Au Liban, l’université ne doit plus se limiter à délivrer des diplômes. Dans un contexte de crise où l’enseignement supérieur a trop souvent privilégié la quantité à la qualité, il s’agit de former des citoyens capables de penser l’intérêt général, de servir les institutions et de contribuer à la reconstruction durable du pays.
L’université ne devrait pas être une usine à diplômes. Elle devrait être un lieu où se construit le sens des responsabilités.

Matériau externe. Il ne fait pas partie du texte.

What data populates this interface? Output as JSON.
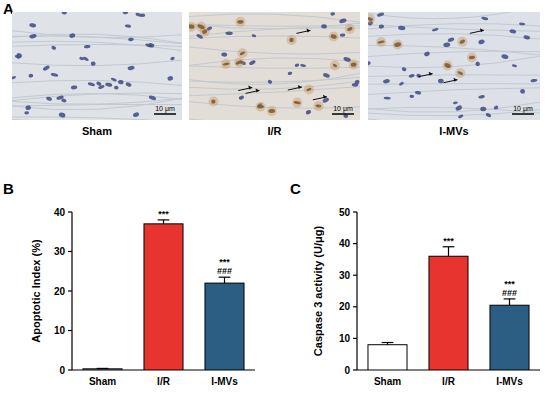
{
  "micrographs": {
    "panel": "A",
    "images": [
      {
        "label": "Sham",
        "scale_bar": "10 μm"
      },
      {
        "label": "I/R",
        "scale_bar": "10 μm"
      },
      {
        "label": "I-MVs",
        "scale_bar": "10 μm"
      }
    ]
  },
  "chart_data": [
    {
      "panel": "B",
      "type": "bar",
      "y_label": "Apoptotic Index (%)",
      "categories": [
        "Sham",
        "I/R",
        "I-MVs"
      ],
      "values": [
        0.3,
        37,
        22
      ],
      "errors": [
        0.1,
        1,
        1.5
      ],
      "colors": [
        "#ffffff",
        "#e8342e",
        "#2c5d82"
      ],
      "ylim": [
        0,
        40
      ],
      "yticks": [
        0,
        10,
        20,
        30,
        40
      ],
      "significance": [
        null,
        [
          "***"
        ],
        [
          "***",
          "###"
        ]
      ]
    },
    {
      "panel": "C",
      "type": "bar",
      "y_label": "Caspase 3 activity (U/μg)",
      "categories": [
        "Sham",
        "I/R",
        "I-MVs"
      ],
      "values": [
        8,
        36,
        20.5
      ],
      "errors": [
        0.7,
        3,
        2
      ],
      "colors": [
        "#ffffff",
        "#e8342e",
        "#2c5d82"
      ],
      "ylim": [
        0,
        50
      ],
      "yticks": [
        0,
        10,
        20,
        30,
        40,
        50
      ],
      "significance": [
        null,
        [
          "***"
        ],
        [
          "***",
          "###"
        ]
      ]
    }
  ]
}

Au Liban, comme dans de nombreux pays en crise, l’enseignement supérieur s’est progressivement enfermé dans une logique quantitative : diplômer toujours plus, former toujours plus vite, répondre à des critères administratifs parfois déconnectés des besoins réels du pays. Le résultat est connu : des diplômés solides sur le plan théorique, mais souvent démunis face aux défis concrets de l’État, de l’économie et de la société.
Pendant trop longtemps, le diplôme a été perçu comme une finalité, un passeport individuel vers l’emploi ou l’exil. Cette vision, compréhensible dans un contexte de crise, a néanmoins affaibli la mission fondamentale de l’université : préparer des femmes et des hommes capables de contribuer au destin collectif de leur pays. Transmettre un savoir est indispensable ; transmettre le sens de la responsabilité l’est tout autant.

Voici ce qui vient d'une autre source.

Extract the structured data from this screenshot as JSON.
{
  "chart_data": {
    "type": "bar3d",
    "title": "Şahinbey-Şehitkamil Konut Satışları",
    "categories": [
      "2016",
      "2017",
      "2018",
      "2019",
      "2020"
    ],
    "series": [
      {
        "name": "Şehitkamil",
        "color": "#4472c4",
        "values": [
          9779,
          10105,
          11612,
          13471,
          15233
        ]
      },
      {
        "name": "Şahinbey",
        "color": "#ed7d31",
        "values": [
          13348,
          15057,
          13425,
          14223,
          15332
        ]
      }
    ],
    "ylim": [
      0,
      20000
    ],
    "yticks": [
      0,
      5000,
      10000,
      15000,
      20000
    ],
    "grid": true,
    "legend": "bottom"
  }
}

L’université ne peut ignorer le marché du travail, mais elle ne peut pas non plus s’y soumettre entièrement. Lorsqu’elle aligne ses programmes uniquement sur des besoins immédiats, sans vision de long terme, elle produit des profils adaptables mais fragiles, efficaces à court terme mais vulnérables face aux crises structurelles. Un pays comme le Liban n’a pas seulement besoin de compétences techniques. Il a besoin de cadres capables de penser l’intérêt général, de comprendre les institutions et de servir l’État, les collectivités et l’économie avec éthique et discernement.
Repenser le rôle de l’université implique d’en faire un lieu où l’on apprend non seulement un métier, mais aussi le sens du service public, la rigueur intellectuelle, l’esprit critique et la responsabilité civique. L’ingénieur, l’architecte, l’économiste ou le juriste de demain ne doivent pas être seulement performants : ils doivent être conscients de l’impact de leurs décisions sur la société, les institutions et les générations futures.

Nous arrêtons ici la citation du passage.